Cynde, the film’s producer, and Allan, who is directing and executive-producing with her, had hoped to shoot The Christmas Calendar here sooner but had two other Yuletide movies to wrap first.
They collaborated on A Princess for Christmas for UP TV through eOne Entertainment in December. Allan also directed Season’s Greetings, another Christmas vehicle for Bundy, in Kelowna last fall.
When the couple returned to Victoria, where they filmed the Emmanuelle Vaugier thriller Stranger in the House in the summer of 2015, they hoped to take advantage of residual holiday lighting downtown. “We thought: ‘These are great decorations, and the lights at night are fabulous,’ ” recalled Cynde. “But the next day when we came back, they were gone. That was tough.”
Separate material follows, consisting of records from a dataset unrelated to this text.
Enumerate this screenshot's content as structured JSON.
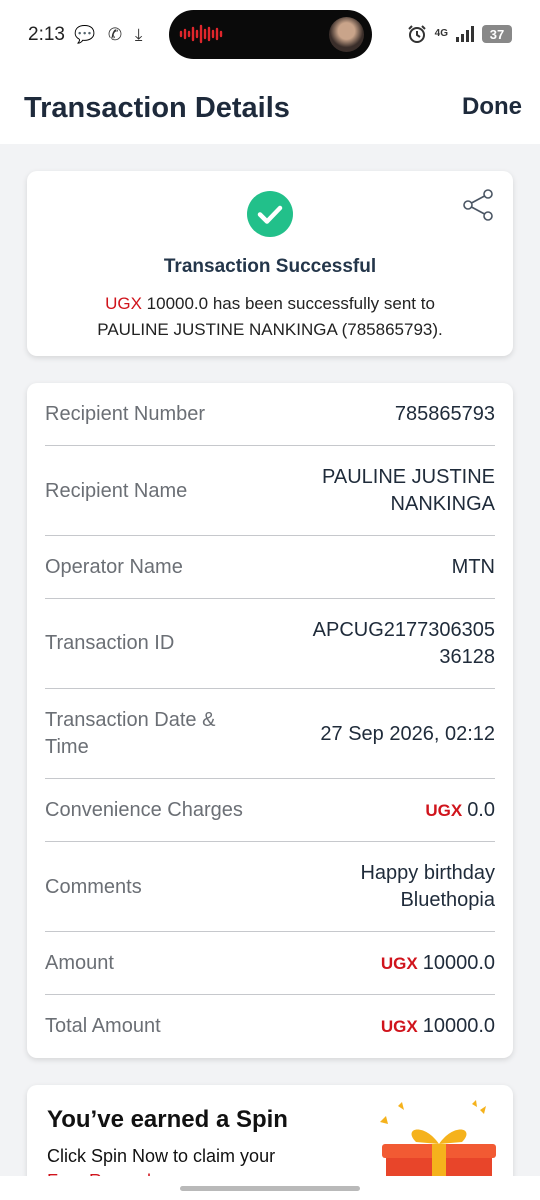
{
  "status_bar": {
    "time": "2:13",
    "left_icons": "💬 ✆ ⤓",
    "network": "4G",
    "battery": "37"
  },
  "header": {
    "title": "Transaction Details",
    "done_label": "Done"
  },
  "success": {
    "title": "Transaction Successful",
    "currency": "UGX",
    "message_amount": "10000.0",
    "message_rest": " has been successfully sent to",
    "message_line2": "PAULINE JUSTINE NANKINGA (785865793).",
    "icon": "check-circle-icon",
    "accent": "#22c08a"
  },
  "details": [
    {
      "label": "Recipient Number",
      "value": "785865793"
    },
    {
      "label": "Recipient Name",
      "value": "PAULINE JUSTINE",
      "value2": "NANKINGA"
    },
    {
      "label": "Operator Name",
      "value": "MTN"
    },
    {
      "label": "Transaction ID",
      "value": "APCUG2177306305",
      "value2": "36128"
    },
    {
      "label": "Transaction Date &",
      "label2": "Time",
      "value": "27 Sep 2026, 02:12"
    },
    {
      "label": "Convenience Charges",
      "currency": "UGX",
      "value": "0.0"
    },
    {
      "label": "Comments",
      "value": "Happy birthday",
      "value2": "Bluethopia "
    },
    {
      "label": "Amount",
      "currency": "UGX",
      "value": "10000.0"
    },
    {
      "label": "Total Amount",
      "currency": "UGX",
      "value": "10000.0"
    }
  ],
  "spin": {
    "title": "You’ve earned a Spin",
    "text": "Click Spin Now to claim your",
    "link": "Free Reward"
  }
}
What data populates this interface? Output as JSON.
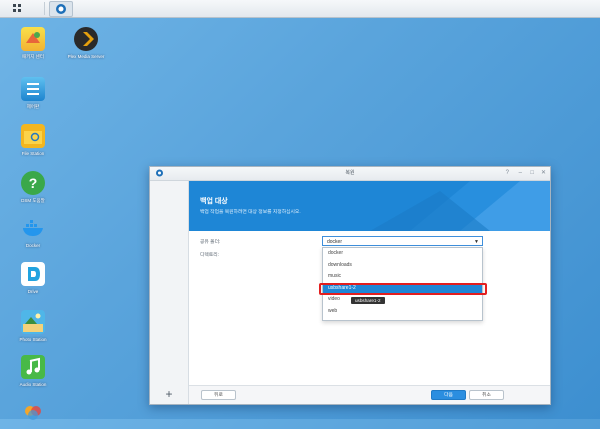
{
  "taskbar": {
    "main_icon": "grid-icon",
    "app_icon": "hyper-backup-icon"
  },
  "desktop": {
    "icons": [
      {
        "label": "패키지 센터",
        "icon": "package-center-icon"
      },
      {
        "label": "Plex Media Server",
        "icon": "plex-icon"
      },
      {
        "label": "제어판",
        "icon": "control-panel-icon"
      },
      {
        "label": "File Station",
        "icon": "file-station-icon"
      },
      {
        "label": "DSM 도움말",
        "icon": "help-icon"
      },
      {
        "label": "Docker",
        "icon": "docker-icon"
      },
      {
        "label": "Drive",
        "icon": "drive-icon"
      },
      {
        "label": "Photo Station",
        "icon": "photo-station-icon"
      },
      {
        "label": "Audio Station",
        "icon": "audio-station-icon"
      }
    ]
  },
  "window": {
    "title": "복원",
    "header_title": "백업 대상",
    "header_subtitle": "백업 작업을 복원하려면 대상 정보를 지정하십시오.",
    "shared_folder_label": "공유 폴더:",
    "directory_label": "디렉토리:",
    "selected_value": "docker",
    "options": [
      "docker",
      "downloads",
      "music",
      "usbshare1-2",
      "video",
      "web"
    ],
    "highlighted_option": "usbshare1-2",
    "tooltip": "usbshare1-2",
    "back_button": "뒤로",
    "next_button": "다음",
    "cancel_button": "취소"
  },
  "colors": {
    "accent": "#1e86d6",
    "highlight_box": "#e31e1e"
  }
}
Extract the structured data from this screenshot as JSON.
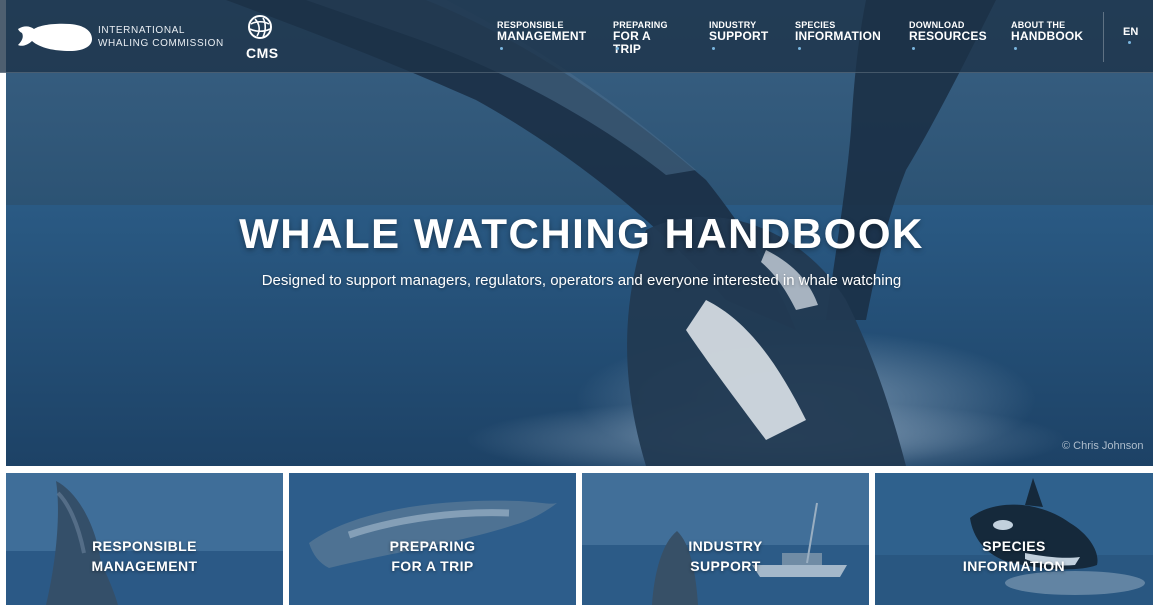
{
  "header": {
    "org_line1": "INTERNATIONAL",
    "org_line2": "WHALING COMMISSION",
    "partner_logo": "CMS",
    "nav": [
      {
        "line1": "RESPONSIBLE",
        "line2": "MANAGEMENT"
      },
      {
        "line1": "PREPARING",
        "line2": "FOR A TRIP"
      },
      {
        "line1": "INDUSTRY",
        "line2": "SUPPORT"
      },
      {
        "line1": "SPECIES",
        "line2": "INFORMATION"
      },
      {
        "line1": "DOWNLOAD",
        "line2": "RESOURCES"
      },
      {
        "line1": "ABOUT THE",
        "line2": "HANDBOOK"
      }
    ],
    "language": "EN"
  },
  "hero": {
    "title": "WHALE WATCHING HANDBOOK",
    "subtitle": "Designed to support managers, regulators, operators and everyone interested in whale watching",
    "photo_credit": "© Chris Johnson"
  },
  "tiles": [
    {
      "line1": "RESPONSIBLE",
      "line2": "MANAGEMENT"
    },
    {
      "line1": "PREPARING",
      "line2": "FOR A TRIP"
    },
    {
      "line1": "INDUSTRY",
      "line2": "SUPPORT"
    },
    {
      "line1": "SPECIES",
      "line2": "INFORMATION"
    }
  ],
  "icons": {
    "iwc_logo": "whale-logo-icon",
    "cms_logo": "cms-globe-icon"
  },
  "colors": {
    "header_bg": "#1c3248",
    "hero_bg": "#2a4e70",
    "tile_overlay": "#2a5a86",
    "nav_dot": "#7ab6e0"
  }
}
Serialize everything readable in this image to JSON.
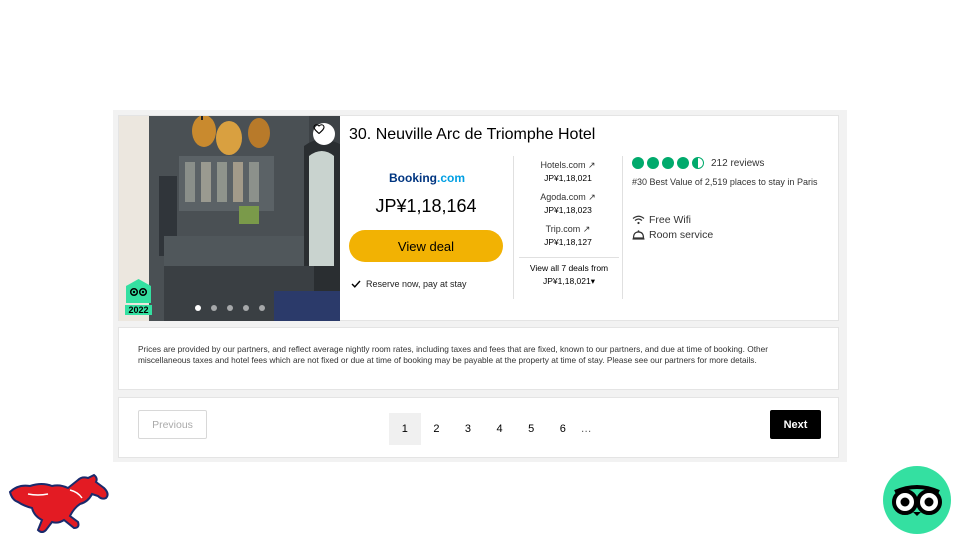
{
  "hotel": {
    "title": "30. Neuville Arc de Triomphe Hotel",
    "award_year": "2022",
    "photo_count": 5,
    "active_photo": 1
  },
  "main_offer": {
    "provider_name": "Booking",
    "provider_suffix": ".com",
    "price": "JP¥1,18,164",
    "cta_label": "View deal",
    "reserve_note": "Reserve now, pay at stay"
  },
  "partners": [
    {
      "name": "Hotels.com",
      "price": "JP¥1,18,021"
    },
    {
      "name": "Agoda.com",
      "price": "JP¥1,18,023"
    },
    {
      "name": "Trip.com",
      "price": "JP¥1,18,127"
    }
  ],
  "view_all": {
    "line1": "View all 7 deals from",
    "line2": "JP¥1,18,021"
  },
  "rating": {
    "bubbles": 4.5,
    "reviews": "212 reviews",
    "rank": "#30 Best Value of 2,519 places to stay in Paris"
  },
  "amenities": [
    "Free Wifi",
    "Room service"
  ],
  "disclaimer": "Prices are provided by our partners, and reflect average nightly room rates, including taxes and fees that are fixed, known to our partners, and due at time of booking. Other miscellaneous taxes and hotel fees which are not fixed or due at time of booking may be payable at the property at time of stay. Please see our partners for more details.",
  "pagination": {
    "previous_label": "Previous",
    "next_label": "Next",
    "pages": [
      "1",
      "2",
      "3",
      "4",
      "5",
      "6"
    ],
    "current": "1",
    "ellipsis": "…"
  },
  "colors": {
    "accent_yellow": "#f2b203",
    "tripadvisor_green": "#00aa6c",
    "logo_mint": "#34e0a1",
    "booking_blue": "#003580",
    "mustang_red": "#e31b23"
  }
}
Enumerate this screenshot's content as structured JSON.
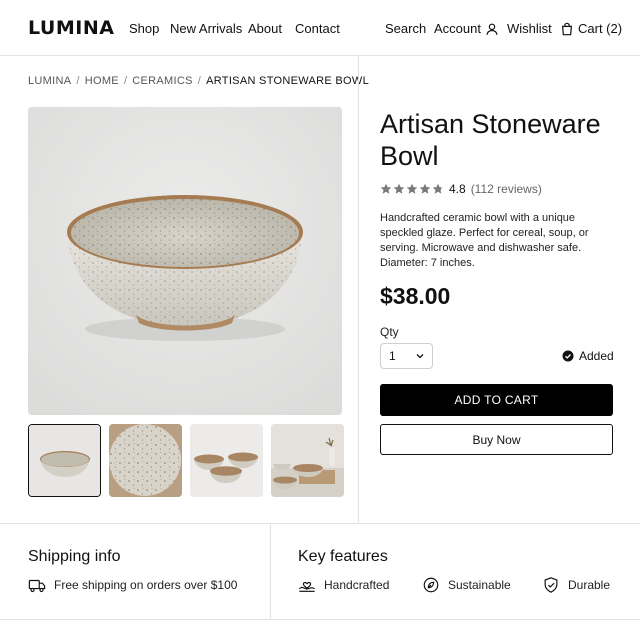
{
  "header": {
    "logo": "LUMINA",
    "nav": [
      "Shop",
      "New Arrivals",
      "About",
      "Contact"
    ],
    "search": "Search",
    "account": "Account",
    "wishlist": "Wishlist",
    "cart": "Cart (2)"
  },
  "breadcrumb": {
    "items": [
      "LUMINA",
      "HOME",
      "CERAMICS"
    ],
    "current": "ARTISAN STONEWARE BOWL",
    "separator": "/"
  },
  "gallery": {
    "main_alt": "speckled stoneware bowl",
    "thumbnails": [
      "bowl-side",
      "bowl-top",
      "bowl-set",
      "table-setting"
    ],
    "active_index": 0
  },
  "product": {
    "title": "Artisan Stoneware Bowl",
    "rating": "4.8",
    "rating_value": 4.8,
    "reviews": "(112 reviews)",
    "description": "Handcrafted ceramic bowl with a unique speckled glaze. Perfect for cereal, soup, or serving. Microwave and dishwasher safe. Diameter: 7 inches.",
    "price": "$38.00",
    "qty_label": "Qty",
    "qty_value": "1",
    "added_label": "Added",
    "add_to_cart": "ADD TO CART",
    "buy_now": "Buy Now"
  },
  "shipping": {
    "title": "Shipping info",
    "text": "Free shipping on orders over $100"
  },
  "features": {
    "title": "Key features",
    "items": [
      "Handcrafted",
      "Sustainable",
      "Durable"
    ]
  },
  "colors": {
    "accent": "#000000",
    "border": "#e2e2e2",
    "star": "#7a7a7a"
  }
}
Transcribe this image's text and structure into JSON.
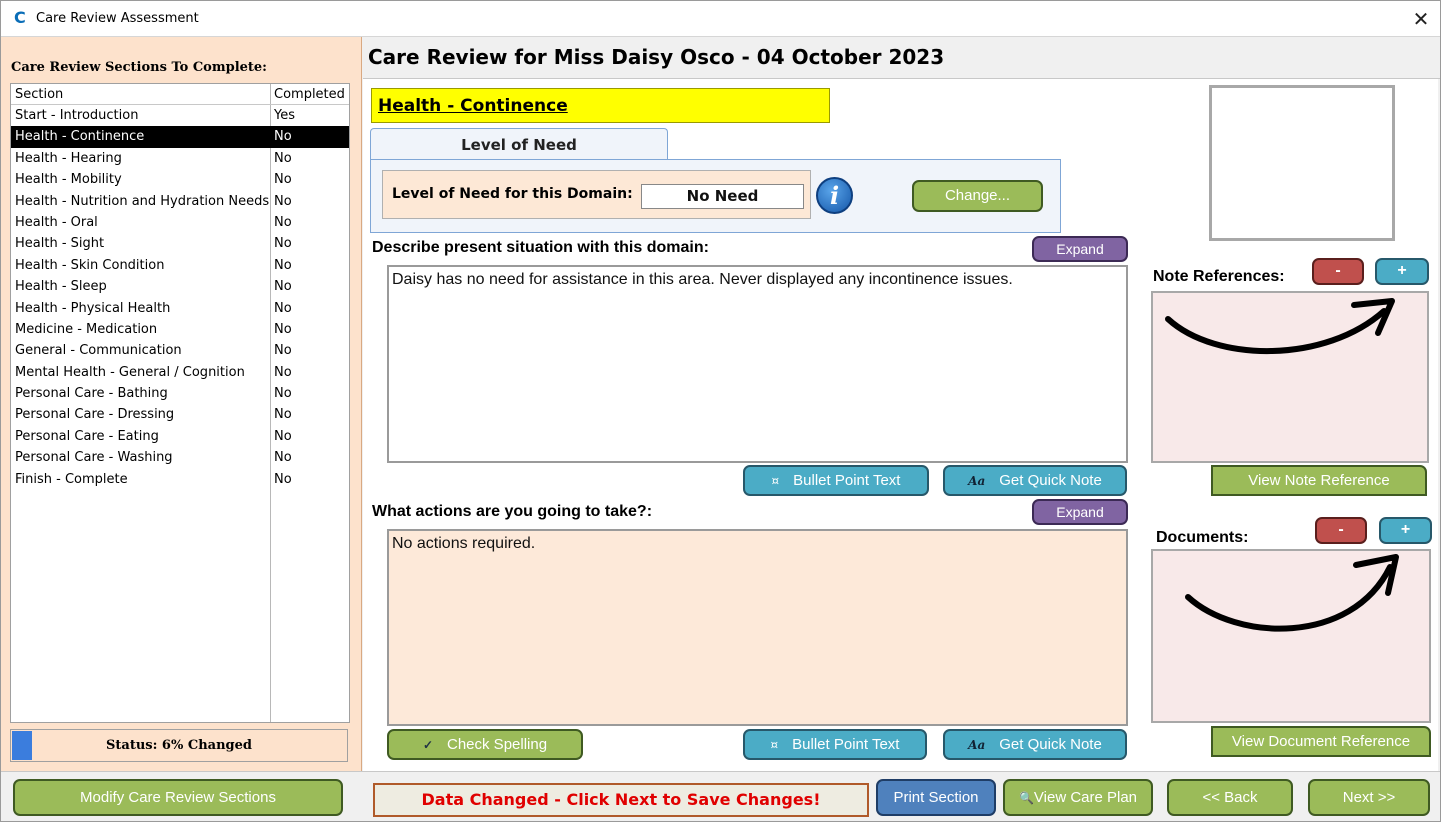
{
  "window": {
    "title": "Care Review Assessment",
    "close_glyph": "✕",
    "app_icon": "C"
  },
  "left": {
    "heading": "Care Review Sections To Complete:",
    "columns": {
      "section": "Section",
      "completed": "Completed"
    },
    "rows": [
      {
        "section": "Start - Introduction",
        "completed": "Yes"
      },
      {
        "section": "Health - Continence",
        "completed": "No"
      },
      {
        "section": "Health - Hearing",
        "completed": "No"
      },
      {
        "section": "Health - Mobility",
        "completed": "No"
      },
      {
        "section": "Health - Nutrition and Hydration Needs",
        "completed": "No"
      },
      {
        "section": "Health - Oral",
        "completed": "No"
      },
      {
        "section": "Health - Sight",
        "completed": "No"
      },
      {
        "section": "Health - Skin Condition",
        "completed": "No"
      },
      {
        "section": "Health - Sleep",
        "completed": "No"
      },
      {
        "section": "Health - Physical Health",
        "completed": "No"
      },
      {
        "section": "Medicine - Medication",
        "completed": "No"
      },
      {
        "section": "General - Communication",
        "completed": "No"
      },
      {
        "section": "Mental Health - General / Cognition",
        "completed": "No"
      },
      {
        "section": "Personal Care - Bathing",
        "completed": "No"
      },
      {
        "section": "Personal Care - Dressing",
        "completed": "No"
      },
      {
        "section": "Personal Care - Eating",
        "completed": "No"
      },
      {
        "section": "Personal Care - Washing",
        "completed": "No"
      },
      {
        "section": "Finish - Complete",
        "completed": "No"
      }
    ],
    "selected_index": 1,
    "status": {
      "text": "Status: 6% Changed",
      "progress_percent": 6
    }
  },
  "main": {
    "title": "Care Review for Miss Daisy Osco - 04 October 2023",
    "domain_title": "Health - Continence",
    "tab_label": "Level of Need",
    "need_label": "Level of Need for this Domain:",
    "need_value": "No Need",
    "info_glyph": "i",
    "change_label": "Change...",
    "situation_label": "Describe present situation with this domain:",
    "situation_text": "Daisy has no need for assistance in this area. Never displayed any incontinence issues.",
    "actions_label": "What actions are you going to take?:",
    "actions_text": "No actions required.",
    "expand_label": "Expand",
    "bullet_label": "Bullet Point Text",
    "bullet_icon": "¤",
    "quicknote_label": "Get Quick Note",
    "quicknote_icon": "Aa",
    "spelling_label": "Check Spelling",
    "spelling_icon": "✓"
  },
  "side": {
    "note_refs_label": "Note References:",
    "documents_label": "Documents:",
    "minus": "-",
    "plus": "+",
    "view_note_ref": "View Note Reference",
    "view_doc_ref": "View Document Reference"
  },
  "bottom": {
    "modify_label": "Modify Care Review Sections",
    "data_changed": "Data Changed - Click Next to Save Changes!",
    "print_label": "Print Section",
    "view_plan_label": "View Care Plan",
    "view_plan_icon": "🔍",
    "back_label": "<< Back",
    "next_label": "Next >>"
  },
  "colors": {
    "peach_panel": "#fde2cc",
    "highlight_yellow": "#ffff00",
    "green_button": "#9bbb59",
    "purple_button": "#8064a2",
    "teal_button": "#4bacc6",
    "red_button": "#c0504d",
    "blue_button": "#4f81bd",
    "warning_red": "#e00000"
  }
}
All was not lost, however, thanks to the Downtown Victoria Business Association, which delayed removal of the blue Christmas lights and star on the giant sequoia off Centennial Square.
“Most of the trees were down already, but they loved the colour and it worked for the film,” said DVBA general manager Kerry Milton. “They wanted to be able to use them, so we made sure they stayed on.”
The filmmakers also liked Centennial Square’s singing tree, but because its flashing lights wouldn’t work for the film, technicians unplugged them, leaving static pink, white and red lights as the backdrop, she said.
For the Harmons, who own and operate Vancouver-based Really Reel Films Inc., making their latest holiday movie in Victoria was a Christmas gift of sorts.
“I was pitching [Stranger in the House] to Shaw Global, and they had decided not to contract us for that, but they said: ‘Do you have any Christmas stories?’ ” Cynde recalled.
Coincidentally, she had just received a summary of The Christmas Calendar from Cookie Boyle, who co-wrote the film’s screenplay with her husband, Walter Swadasky. “The next day, they gave me the contract. I said: ‘OK, let’s go. Write the script,’ ” Cynde recalled with a laugh.
While most filming will take place downtown, at locations including the Mosaic Building, Logan’s Pub, the London Chef and Wellburn’s Food Market, the cameras will also roll at Langford Bowling Lanes.
Adhering to a philosophy the Harmons have become known for, they’re hiring local talent as much as possible. “We’re all about giving people their first opportunities,” said Cynde, citing John Helme, the respected gaffer whose credits include Gracepoint, Spooksville and The Snow Walker.
“John asked: ‘Would you consider me for a DP [director of photography],’ and we said: ‘Absolutely. It’s well-deserved, and time you got a chance.”
Other locals hired include Matthew Murphy, making his debut as first assistant director, and Carmen Thompson (1491: The Untold Story of the Americas Before Columbus) as costume designer.
Cynde has also hired local caterers and cast local actors in supporting roles.
One reason they had to bring crews and equipment over at extra expense has been the capital region’s limited infrastructure and because, with the recent filming boom, many locals are working on the Lower Mainland.
“We had to bring in our whole AD [assistant director] team. It’s a Catch-22 situation. We thought we’d be able to get more crews here, but you can’t stop them from making a living,” she said.
“There are a lot of people doing things here now. If your local people don’t keep jumping ship, there will be work here year-round.